Como acontece com outros artefatos, aqui entendidos como produtos de ativi-dades artesanais, como a viola-de-cocho e as rabecas, que dependem de madeira de qualidade para sua elaboração, a produção do barco folhinha tem enfrentado muita dificuldade na obtenção de madeira, devido às restrições legislativas sobre o corte de madeira.
A praia da Rasa é um referencial importante para a comunidade quilombola da Rasa. Parte dos membros do NVC é da comunidade e a proposta apresentada por eles foi amplamente acolhida pelo grupo que se empenhou em realizar o inventário. O grupo percebeu a importância da atividade da pesca e seus artefatos como um elemento significativo da vida buziana, que certamente passa despercebido pelos veranistas e turistas.
Valorizar a cultura local do município está sempre presente no diálogo entre os membros do NVC de Búzios, sobretudo entre as mulheres do grupo. A atividade tradicional da pesca artesanal conta a história do município para além das glamourosas noites vividas na famosa rua das Pedras e dias de praias cheias. O Inventário Participativo possibilitou à comunidade o conhecimento de um caminho para a valorização.
Arraial do Cabo, o Bioma da Restinga de Massambaba
O ecossistema denominado Restinga de Massambaba, está formado por uma faixa arenosa de aproximadamente 48km ao longo da costa, entre os municípios de Sa-quarema e Arraial do Cabo. A faixa arenosa, com larguras que variam entre 300111 e 6km entre o Oceano Atlântico e a Lagoa de Araruama, abriga uma importante biodiversidade. A vegetação presente na Restinga de Massambaba está associada ao Bioma da Mata Atlântica, configurando-se em um "conjunto de comunidades vegetais distribuídas em mosaico e associadas aos depósitos costeiros quaternários" (Carvalho et al., 2018: 12). A vegetação de restinga é fortemente influenciada pela salinidade e pelo vento, e cumpre um papel fundamental na estabilização dos substratos arenosos, favorecendo a manutenção dos corpos hídricos e na preservação da biodiversidade, dentre outros (Carvalho et al., 2018: 12). Os estudos realizados na região identificam ao menos 10 formações vegetais diferentes, denotando a riqueza da flora, com numerosas espécies endêmicas.
Apesar das diferentes Unidades de Conservação (UCs) existentes que pretendem a proteção deste bioma, está em curso um intenso processo de degradação ambiental.
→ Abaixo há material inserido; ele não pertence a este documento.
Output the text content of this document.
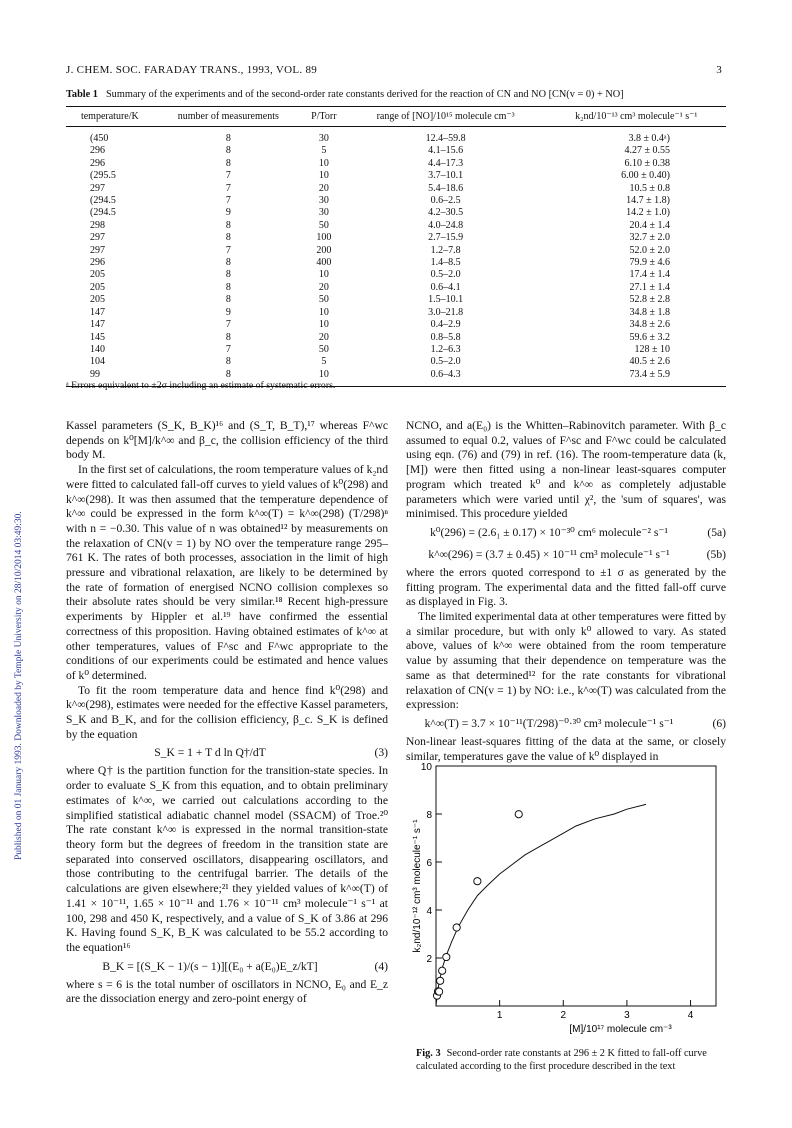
Published on 01 January 1993. Downloaded by Temple University on 28/10/2014 03:49:30.
J. CHEM. SOC. FARADAY TRANS., 1993, VOL. 89	3
Table 1 Summary of the experiments and of the second-order rate constants derived for the reaction of CN and NO [CN(v = 0) + NO]
temperature/K	number of measurements	P/Torr	range of [NO]/10¹⁵ molecule cm⁻³	k₂nd/10⁻¹³ cm³ molecule⁻¹ s⁻¹
(450	8	30	12.4–59.8	3.8 ± 0.4ᵃ)
296	8	5	4.1–15.6	4.27 ± 0.55
296	8	10	4.4–17.3	6.10 ± 0.38
(295.5	7	10	3.7–10.1	6.00 ± 0.40)
297	7	20	5.4–18.6	10.5 ± 0.8
(294.5	7	30	0.6–2.5	14.7 ± 1.8)
(294.5	9	30	4.2–30.5	14.2 ± 1.0)
298	8	50	4.0–24.8	20.4 ± 1.4
297	8	100	2.7–15.9	32.7 ± 2.0
297	7	200	1.2–7.8	52.0 ± 2.0
296	8	400	1.4–8.5	79.9 ± 4.6
205	8	10	0.5–2.0	17.4 ± 1.4
205	8	20	0.6–4.1	27.1 ± 1.4
205	8	50	1.5–10.1	52.8 ± 2.8
147	9	10	3.0–21.8	34.8 ± 1.8
147	7	10	0.4–2.9	34.8 ± 2.6
145	8	20	0.8–5.8	59.6 ± 3.2
140	7	50	1.2–6.3	128 ± 10
104	8	5	0.5–2.0	40.5 ± 2.6
99	8	10	0.6–4.3	73.4 ± 5.9
ᵃ Errors equivalent to ±2σ including an estimate of systematic errors.

Kassel parameters (S_K, B_K)¹⁶ and (S_T, B_T),¹⁷ whereas F^wc depends on k⁰[M]/k^∞ and β_c, the collision efficiency of the third body M.

In the first set of calculations, the room temperature values of k₂nd were fitted to calculated fall-off curves to yield values of k⁰(298) and k^∞(298). It was then assumed that the temperature dependence of k^∞ could be expressed in the form k^∞(T) = k^∞(298) (T/298)ⁿ with n = −0.30. This value of n was obtained¹² by measurements on the relaxation of CN(v = 1) by NO over the temperature range 295–761 K. The rates of both processes, association in the limit of high pressure and vibrational relaxation, are likely to be determined by the rate of formation of energised NCNO collision complexes so their absolute rates should be very similar.¹⁸ Recent high-pressure experiments by Hippler et al.¹⁹ have confirmed the essential correctness of this proposition. Having obtained estimates of k^∞ at other temperatures, values of F^sc and F^wc appropriate to the conditions of our experiments could be estimated and hence values of k⁰ determined.

To fit the room temperature data and hence find k⁰(298) and k^∞(298), estimates were needed for the effective Kassel parameters, S_K and B_K, and for the collision efficiency, β_c. S_K is defined by the equation

S_K = 1 + T d ln Q†/dT	(3)

where Q† is the partition function for the transition-state species. In order to evaluate S_K from this equation, and to obtain preliminary estimates of k^∞, we carried out calculations according to the simplified statistical adiabatic channel model (SSACM) of Troe.²⁰ The rate constant k^∞ is expressed in the normal transition-state theory form but the degrees of freedom in the transition state are separated into conserved oscillators, disappearing oscillators, and those contributing to the centrifugal barrier. The details of the calculations are given elsewhere;²¹ they yielded values of k^∞(T) of 1.41 × 10⁻¹¹, 1.65 × 10⁻¹¹ and 1.76 × 10⁻¹¹ cm³ molecule⁻¹ s⁻¹ at 100, 298 and 450 K, respectively, and a value of S_K of 3.86 at 296 K. Having found S_K, B_K was calculated to be 55.2 according to the equation¹⁶

B_K = [(S_K − 1)/(s − 1)][(E₀ + a(E₀)E_z/kT]	(4)

where s = 6 is the total number of oscillators in NCNO, E₀ and E_z are the dissociation energy and zero-point energy of

NCNO, and a(E₀) is the Whitten–Rabinovitch parameter. With β_c assumed to equal 0.2, values of F^sc and F^wc could be calculated using eqn. (76) and (79) in ref. (16). The room-temperature data (k, [M]) were then fitted using a non-linear least-squares computer program which treated k⁰ and k^∞ as completely adjustable parameters which were varied until χ², the 'sum of squares', was minimised. This procedure yielded

k⁰(296) = (2.6₁ ± 0.17) × 10⁻³⁰ cm⁶ molecule⁻² s⁻¹	(5a)
k^∞(296) = (3.7 ± 0.45) × 10⁻¹¹ cm³ molecule⁻¹ s⁻¹	(5b)

where the errors quoted correspond to ±1 σ as generated by the fitting program. The experimental data and the fitted fall-off curve as displayed in Fig. 3.

The limited experimental data at other temperatures were fitted by a similar procedure, but with only k⁰ allowed to vary. As stated above, values of k^∞ were obtained from the room temperature value by assuming that their dependence on temperature was the same as that determined¹² for the rate constants for vibrational relaxation of CN(v = 1) by NO: i.e., k^∞(T) was calculated from the expression:

k^∞(T) = 3.7 × 10⁻¹¹(T/298)⁻⁰·³⁰ cm³ molecule⁻¹ s⁻¹	(6)

Non-linear least-squares fitting of the data at the same, or closely similar, temperatures gave the value of k⁰ displayed in

1	2	3	4
2
4
6
8
10
[M]/10¹⁷ molecule cm⁻³
k₂nd/10⁻¹² cm³ molecule⁻¹ s⁻¹
Fig. 3 Second-order rate constants at 296 ± 2 K fitted to fall-off curve calculated according to the first procedure described in the text
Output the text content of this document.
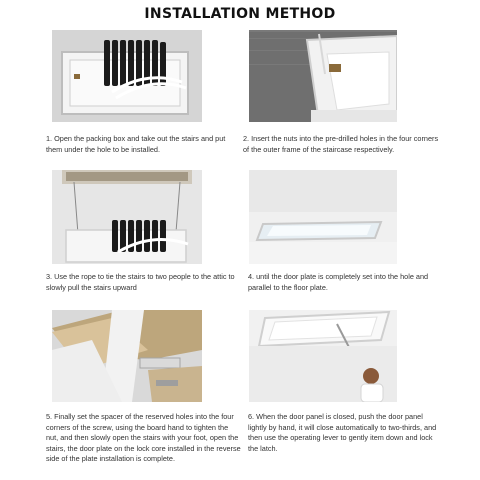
INSTALLATION METHOD
1. Open the packing box and take out the stairs and put them under the hole to be installed.
2. Insert the nuts into the pre-drilled holes in the four corners of the outer frame of the staircase respectively.
3. Use the rope to tie the stairs to two people to the attic to slowly pull the stairs upward
4. until the door plate is completely set into the hole and parallel to the floor plate.
5. Finally set the spacer of the reserved holes into the four corners of the screw, using the board hand to tighten the nut, and then slowly open the stairs with your foot, open the stairs, the door plate on the lock core installed in the reverse side of the plate installation is complete.
6. When the door panel is closed, push the door panel lightly by hand, it will close automatically to two-thirds, and then use the operating lever to gently item down and lock the latch.
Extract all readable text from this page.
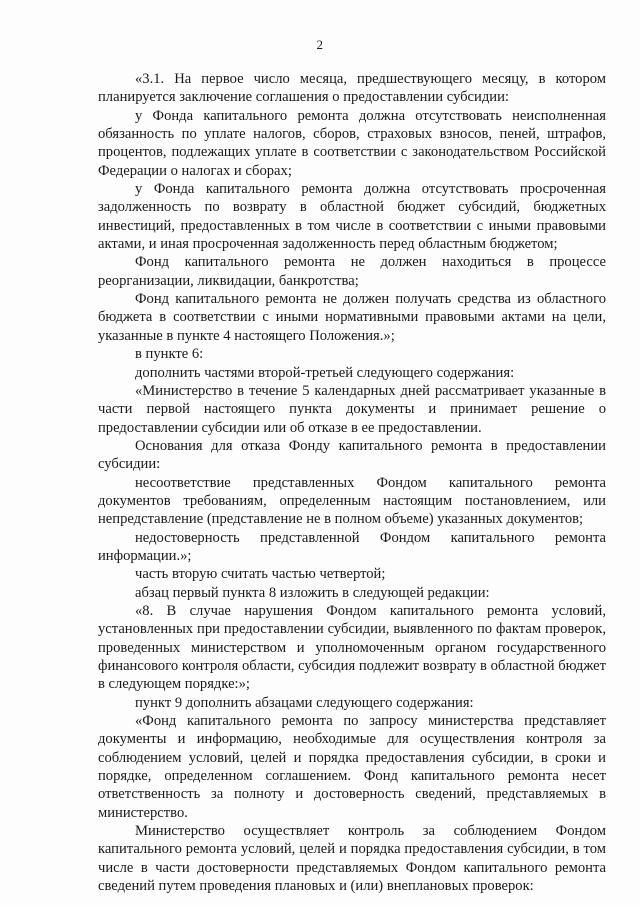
2

«3.1. На первое число месяца, предшествующего месяцу, в котором планируется заключение соглашения о предоставлении субсидии:

у Фонда капитального ремонта должна отсутствовать неисполненная обязанность по уплате налогов, сборов, страховых взносов, пеней, штрафов, процентов, подлежащих уплате в соответствии с законодательством Российской Федерации о налогах и сборах;

у Фонда капитального ремонта должна отсутствовать просроченная задолженность по возврату в областной бюджет субсидий, бюджетных инвестиций, предоставленных в том числе в соответствии с иными правовыми актами, и иная просроченная задолженность перед областным бюджетом;

Фонд капитального ремонта не должен находиться в процессе реорганизации, ликвидации, банкротства;

Фонд капитального ремонта не должен получать средства из областного бюджета в соответствии с иными нормативными правовыми актами на цели, указанные в пункте 4 настоящего Положения.»;

в пункте 6:

дополнить частями второй-третьей следующего содержания:

«Министерство в течение 5 календарных дней рассматривает указанные в части первой настоящего пункта документы и принимает решение о предоставлении субсидии или об отказе в ее предоставлении.

Основания для отказа Фонду капитального ремонта в предоставлении субсидии:

несоответствие представленных Фондом капитального ремонта документов требованиям, определенным настоящим постановлением, или непредставление (представление не в полном объеме) указанных документов;

недостоверность представленной Фондом капитального ремонта информации.»;

часть вторую считать частью четвертой;

абзац первый пункта 8 изложить в следующей редакции:

«8. В случае нарушения Фондом капитального ремонта условий, установленных при предоставлении субсидии, выявленного по фактам проверок, проведенных министерством и уполномоченным органом государственного финансового контроля области, субсидия подлежит возврату в областной бюджет в следующем порядке:»;

пункт 9 дополнить абзацами следующего содержания:

«Фонд капитального ремонта по запросу министерства представляет документы и информацию, необходимые для осуществления контроля за соблюдением условий, целей и порядка предоставления субсидии, в сроки и порядке, определенном соглашением. Фонд капитального ремонта несет ответственность за полноту и достоверность сведений, представляемых в министерство.

Министерство осуществляет контроль за соблюдением Фондом капитального ремонта условий, целей и порядка предоставления субсидии, в том числе в части достоверности представляемых Фондом капитального ремонта сведений путем проведения плановых и (или) внеплановых проверок:
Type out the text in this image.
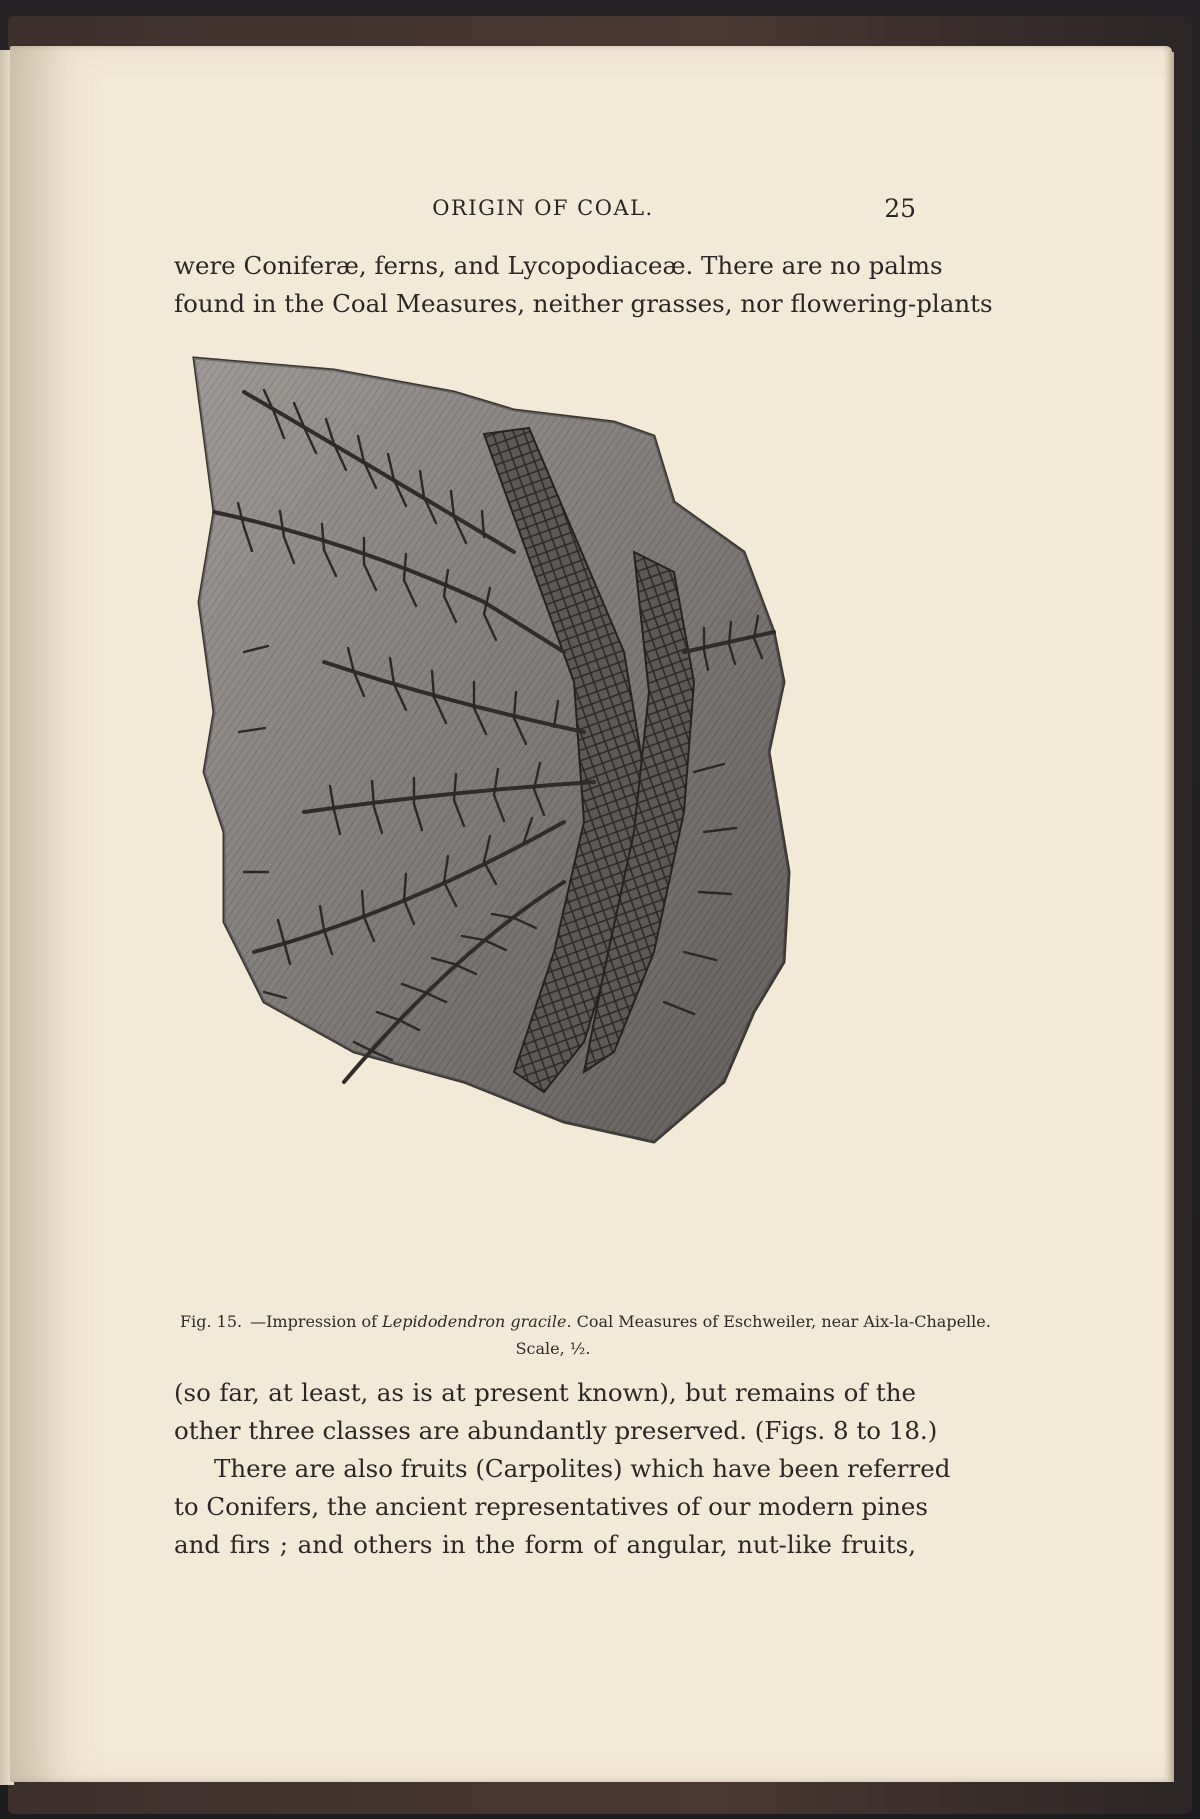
ORIGIN OF COAL.	25
were Coniferæ, ferns, and Lycopodiaceæ. There are no palms
found in the Coal Measures, neither grasses, nor flowering-plants
Fig. 15. —Impression of Lepidodendron gracile. Coal Measures of Eschweiler, near Aix-la-Chapelle.
Scale, ½.
(so far, at least, as is at present known), but remains of the
other three classes are abundantly preserved. (Figs. 8 to 18.)
There are also fruits (Carpolites) which have been referred
to Conifers, the ancient representatives of our modern pines
and firs ; and others in the form of angular, nut-like fruits,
A crescente substituição das atividades tradicionais, como a pesca e a extração de sal e, a partir dos anos 1970, o turismo e a especulação imobiliária têm produzido um forte impacto neste delicado ecossistema. Esse impacto, com a notável perda da biodiversidade e a destruição de parcelas da vegetação, motivou o NVC de Arraial do Cabo a escolher a Restinga de Massambaba para o inventário.
Inspirados pelo livro "Restinga de Massambaba: vegetação, flora, propagação e usos" de Amanda S. da R. Carvalho et al. (2018), então recém-publicado, e pelas lembranças que o mesmo suscitou nos membros mais velhos do grupo, principalmente no tocante à relação das comunidades tradicionais com a restinga e seu potencial medicinal e alimentar, o grupo decidiu inventariar esse ecossistema. A pesquisa realizada pelo NVC registrou a presença de diferentes frutos, como o cambuí, a pitanga, o cajá, o abricó, o maracujá, a pitangubaia, o araçá, o guamirim, a gabiroba, a grumixama, o ingá, o murici, a guepeba, o quixaba e o bacuri; a maioria pouco conhecida pelas novas gerações. Também identificaram espécies medicinais como a aroeira, o bajirú e a jacacanga. O inventário apontou também a existência de material para a preparação dos artefatos de pesca, como barcos, agulhas e fibras para a confecção de redes.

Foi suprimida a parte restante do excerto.